On Friday, developer Omar Garcia announced that he purchased the Bustillo Brothers y Diaz Cigar Factory at 2111 N. Albany Ave. for $2.8 million.
He hopes to convert the 33,000-square-foot brick structure into an apartment building with 40 units and build 10 townhomes on the 1.5-acre property’s open land.
The apartment building will be named Cigar Lofts at Albany, said Garcia, who previously converted a downtown Tampa office building at 220 Madison Ave. into student housing.
Dennis Fernandez, the city of Tampa’s architectural review and historic preservation manager, said a hearing to rezone the cigar factory property from industrial to residential is “tentatively scheduled” for Jan. 20.
The Bustillo factory is a short walk from the Y. Pendas y Alvarez Cigar Factory at 2301 N. Albany Ave., which was purchased earlier this year by the Boscaino family. It is being converted into a winery and bar.

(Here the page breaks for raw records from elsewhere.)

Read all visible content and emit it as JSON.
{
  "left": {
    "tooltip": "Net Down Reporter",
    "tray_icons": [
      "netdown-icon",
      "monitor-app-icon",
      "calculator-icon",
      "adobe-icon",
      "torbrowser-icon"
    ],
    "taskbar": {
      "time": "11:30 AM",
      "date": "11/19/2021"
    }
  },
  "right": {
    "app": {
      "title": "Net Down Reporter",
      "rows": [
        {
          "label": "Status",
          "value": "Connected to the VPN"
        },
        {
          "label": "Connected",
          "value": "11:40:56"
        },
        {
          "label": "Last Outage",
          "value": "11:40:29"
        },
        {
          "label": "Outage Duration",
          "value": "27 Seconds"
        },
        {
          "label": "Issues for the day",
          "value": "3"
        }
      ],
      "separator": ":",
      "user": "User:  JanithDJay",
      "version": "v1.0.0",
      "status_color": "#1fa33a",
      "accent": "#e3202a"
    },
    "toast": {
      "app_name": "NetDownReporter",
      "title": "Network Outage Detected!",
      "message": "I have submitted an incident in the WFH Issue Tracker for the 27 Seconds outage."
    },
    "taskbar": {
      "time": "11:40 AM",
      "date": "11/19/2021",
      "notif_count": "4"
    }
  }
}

“It is going to be transformational for the area,” Garcia said of the two cigar factories being restored. “This is going to breathe a lot of life back into West Tampa.”
He said it is too early to provide a construction timeline but, like the Boscaino family did for their factory, will seek local historic landmark designation for the building. Such designation prevents future owners from altering the original historic look of a building’s exterior.
The factory opened around 1901, said the Tampa Bay History Center’s Rodney Kite-Powell, and “claimed to have been the largest in Tampa at the time, but it is better known for two other reasons.”
In 1902, the mayor of West Tampa — when it was its own city — was also employed at that factory as a lector, someone who entertained the cigar workers by reading to them.
Accused of fomenting a strike that year, he was “kidnapped by vigilantes who were going to send him to Honduras but only made it as far as Key West before returning him to West Tampa because the workers threatened a larger strike if he was harmed,” Kite-Powell said. “It is a classic Tampa story of how far the power structure would go to maintain peace in the cigar industry.”
Then during another strike in 1910, a factory bookkeeper with a history of tangling with the unions was shot and killed as he sought to enter the building, according to news archives.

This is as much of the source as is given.